Une décision mitigée. Le tribunal judiciaire de Paris a prononcé, ce vendredi 19 décembre, le maintien de l’inaccessibilité de la chaîne Kick de Jean Pormanove, «sous astreinte provisoire de 10 000 euros par infraction constatée, pendant une durée maximum de 12 mois». La plateforme australienne doit en outre retirer tout contenu rediffusant des images d’actes de violences ou d’humiliations à l’encontre du défunt streamer. En septembre, l’Etat avait demandé le blocage pur et simple de Kick dans nos frontières après la mort en direct du streameur Jean Pormanove, mi-août. L’ancienne ministre du Numérique Clara Chappaz avait assigné la plateforme sur le fondement de l’article 6-3 de la loi pour la confiance dans l’économie numérique.

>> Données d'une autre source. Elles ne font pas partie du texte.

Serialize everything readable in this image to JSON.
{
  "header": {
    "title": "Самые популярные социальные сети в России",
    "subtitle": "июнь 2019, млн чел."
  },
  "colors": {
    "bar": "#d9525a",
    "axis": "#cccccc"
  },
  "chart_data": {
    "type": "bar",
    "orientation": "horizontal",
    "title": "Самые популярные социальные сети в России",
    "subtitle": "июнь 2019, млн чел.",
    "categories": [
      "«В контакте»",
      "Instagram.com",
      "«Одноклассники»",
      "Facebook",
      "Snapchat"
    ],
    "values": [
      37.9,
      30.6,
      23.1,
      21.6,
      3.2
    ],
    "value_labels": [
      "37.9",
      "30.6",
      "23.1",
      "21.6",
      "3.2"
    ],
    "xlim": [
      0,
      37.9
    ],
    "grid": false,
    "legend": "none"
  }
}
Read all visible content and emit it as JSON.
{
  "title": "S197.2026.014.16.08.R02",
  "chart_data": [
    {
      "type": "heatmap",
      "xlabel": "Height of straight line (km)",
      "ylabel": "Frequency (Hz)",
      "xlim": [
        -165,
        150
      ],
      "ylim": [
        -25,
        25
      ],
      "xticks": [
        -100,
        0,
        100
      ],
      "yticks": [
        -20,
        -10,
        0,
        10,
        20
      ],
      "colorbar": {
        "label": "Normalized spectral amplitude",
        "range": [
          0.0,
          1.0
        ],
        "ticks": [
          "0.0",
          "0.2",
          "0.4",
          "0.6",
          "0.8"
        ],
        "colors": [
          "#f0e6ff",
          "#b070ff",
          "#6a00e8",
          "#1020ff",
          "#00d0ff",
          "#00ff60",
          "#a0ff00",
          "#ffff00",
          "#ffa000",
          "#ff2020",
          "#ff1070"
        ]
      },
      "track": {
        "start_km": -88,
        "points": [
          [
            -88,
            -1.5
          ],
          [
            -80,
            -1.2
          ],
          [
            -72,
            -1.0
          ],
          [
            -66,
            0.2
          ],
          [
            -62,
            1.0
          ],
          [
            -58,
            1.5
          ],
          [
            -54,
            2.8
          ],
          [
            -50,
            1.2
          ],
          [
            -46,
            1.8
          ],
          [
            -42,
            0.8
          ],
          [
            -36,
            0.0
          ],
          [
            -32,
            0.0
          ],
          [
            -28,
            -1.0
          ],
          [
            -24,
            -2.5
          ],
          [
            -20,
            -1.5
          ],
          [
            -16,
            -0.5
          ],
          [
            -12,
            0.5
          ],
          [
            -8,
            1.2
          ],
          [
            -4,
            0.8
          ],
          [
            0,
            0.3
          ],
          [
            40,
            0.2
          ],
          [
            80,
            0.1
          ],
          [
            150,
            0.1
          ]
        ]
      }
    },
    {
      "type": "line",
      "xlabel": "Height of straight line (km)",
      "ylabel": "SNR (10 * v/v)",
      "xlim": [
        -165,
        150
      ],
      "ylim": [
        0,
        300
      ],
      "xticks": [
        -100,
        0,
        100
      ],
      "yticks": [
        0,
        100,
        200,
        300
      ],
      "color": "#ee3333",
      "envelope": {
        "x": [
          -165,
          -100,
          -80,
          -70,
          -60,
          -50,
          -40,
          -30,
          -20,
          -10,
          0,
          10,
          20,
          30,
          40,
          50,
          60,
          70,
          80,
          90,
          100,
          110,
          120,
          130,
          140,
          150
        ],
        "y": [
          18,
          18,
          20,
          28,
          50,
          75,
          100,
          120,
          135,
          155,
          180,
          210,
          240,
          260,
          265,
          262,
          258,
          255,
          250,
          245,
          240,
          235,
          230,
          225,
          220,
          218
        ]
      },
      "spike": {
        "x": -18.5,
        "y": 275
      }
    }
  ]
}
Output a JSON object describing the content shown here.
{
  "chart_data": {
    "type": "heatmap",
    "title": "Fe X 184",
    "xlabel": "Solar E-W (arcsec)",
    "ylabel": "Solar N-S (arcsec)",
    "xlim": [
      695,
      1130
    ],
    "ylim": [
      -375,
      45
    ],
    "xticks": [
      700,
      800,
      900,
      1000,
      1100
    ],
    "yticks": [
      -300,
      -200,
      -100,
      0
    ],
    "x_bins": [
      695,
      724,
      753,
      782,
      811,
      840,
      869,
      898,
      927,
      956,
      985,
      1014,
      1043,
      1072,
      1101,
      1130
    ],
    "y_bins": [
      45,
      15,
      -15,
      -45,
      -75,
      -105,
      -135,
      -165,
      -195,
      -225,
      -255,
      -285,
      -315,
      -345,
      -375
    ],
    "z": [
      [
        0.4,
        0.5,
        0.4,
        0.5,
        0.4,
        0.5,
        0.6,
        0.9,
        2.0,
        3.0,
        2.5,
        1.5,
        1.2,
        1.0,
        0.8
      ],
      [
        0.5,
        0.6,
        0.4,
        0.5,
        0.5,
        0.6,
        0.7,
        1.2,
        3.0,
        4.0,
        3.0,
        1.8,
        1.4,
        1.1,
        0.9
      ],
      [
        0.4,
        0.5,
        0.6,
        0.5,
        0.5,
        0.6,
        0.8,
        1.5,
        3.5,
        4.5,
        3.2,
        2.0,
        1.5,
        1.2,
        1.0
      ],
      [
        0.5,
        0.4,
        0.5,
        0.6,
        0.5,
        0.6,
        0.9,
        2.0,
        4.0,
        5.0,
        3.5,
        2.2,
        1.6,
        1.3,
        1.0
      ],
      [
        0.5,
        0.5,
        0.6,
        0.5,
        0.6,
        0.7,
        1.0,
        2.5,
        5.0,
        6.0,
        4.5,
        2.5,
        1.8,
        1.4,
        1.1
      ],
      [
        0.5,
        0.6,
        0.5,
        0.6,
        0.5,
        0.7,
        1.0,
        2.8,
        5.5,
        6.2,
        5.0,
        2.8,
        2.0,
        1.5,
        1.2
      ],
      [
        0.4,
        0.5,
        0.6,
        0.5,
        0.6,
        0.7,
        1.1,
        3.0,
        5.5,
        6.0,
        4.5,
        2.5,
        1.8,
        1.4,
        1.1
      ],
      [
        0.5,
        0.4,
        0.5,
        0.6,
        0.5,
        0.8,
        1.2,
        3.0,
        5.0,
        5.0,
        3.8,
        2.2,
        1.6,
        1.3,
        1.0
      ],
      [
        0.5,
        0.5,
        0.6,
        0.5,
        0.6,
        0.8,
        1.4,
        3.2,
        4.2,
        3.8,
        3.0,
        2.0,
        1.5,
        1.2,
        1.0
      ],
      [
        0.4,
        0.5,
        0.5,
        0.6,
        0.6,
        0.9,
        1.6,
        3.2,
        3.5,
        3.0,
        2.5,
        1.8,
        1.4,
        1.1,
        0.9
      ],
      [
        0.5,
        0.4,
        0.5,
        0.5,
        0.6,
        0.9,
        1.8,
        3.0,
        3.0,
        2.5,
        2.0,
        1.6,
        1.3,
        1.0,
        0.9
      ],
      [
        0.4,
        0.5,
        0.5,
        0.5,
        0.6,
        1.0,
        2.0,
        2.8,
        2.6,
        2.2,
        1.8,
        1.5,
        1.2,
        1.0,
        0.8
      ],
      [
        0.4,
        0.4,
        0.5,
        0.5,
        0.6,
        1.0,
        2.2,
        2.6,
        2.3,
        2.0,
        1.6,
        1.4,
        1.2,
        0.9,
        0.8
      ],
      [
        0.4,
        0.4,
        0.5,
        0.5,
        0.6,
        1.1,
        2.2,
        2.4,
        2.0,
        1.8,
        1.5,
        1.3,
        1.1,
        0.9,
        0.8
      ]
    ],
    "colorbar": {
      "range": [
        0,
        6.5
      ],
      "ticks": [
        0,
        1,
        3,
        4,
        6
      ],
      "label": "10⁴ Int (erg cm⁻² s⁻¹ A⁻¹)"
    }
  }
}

A l’issue d’une audience de procédure accélérée, la procureure avait requis, fin novembre, la fermeture des chaînes identifiées par l’accusation comme étant liées à celle de l’ancien streameur et rediffusant du contenu de sa chaîne principale, «jeanpormanove», désormais fermée. Les magistrats ont tranché en ce sens et n’ont pas suivi la demande du gouvernement de bloquer totalement l’accès au site en France pour six mois, redoutant une mesure disproportionnée.
Tribune
De son vrai nom Raphaël Graven, le streameur Jean Pormanove, est mort le 18 août à 46 ans, lors d’une diffusion sur Kick, après plus de douze jours de direct le montrant, ainsi qu’un autre homme, violenté et humilié par Owen Cenazandotti, 26 ans, et Safine Hamadi, 23 ans. L’autopsie a conclu que le décès n’était pas dû à l’intervention d’un tiers, mais ce cas, une première en France, a suscité de vives interrogations, notamment concernant la capacité de l’Etat à encadrer ces contenus lorsqu’ils sont peu modérés et à imposer un contrôle plus important.
Kick, concurrente de Twitch, est d’ailleurs connue pour son laxisme sous l’argument de la liberté d’expression, laissant en ligne des vidéos brutales ou violentes. Suivie par près de 200 000 personnes, la chaîne «jeanpormanove» montrait depuis des mois Raphaël Graven se faire insulter, frapper, tirer les cheveux, menacer ou encore tirer dessus sans protection avec des projectiles de paintball. Elle a été supprimée peu de temps après le décès de Jean Pormanove.
Après le rendu du jugement de ce vendredi, la plateforme Kick a salué dans un communiqué une décision qui indique que la plateforme «n’est pas, de manière systémique, porteuse de contenus dommageables et vient reconnaître les mesures déjà déployées» par l’entreprise.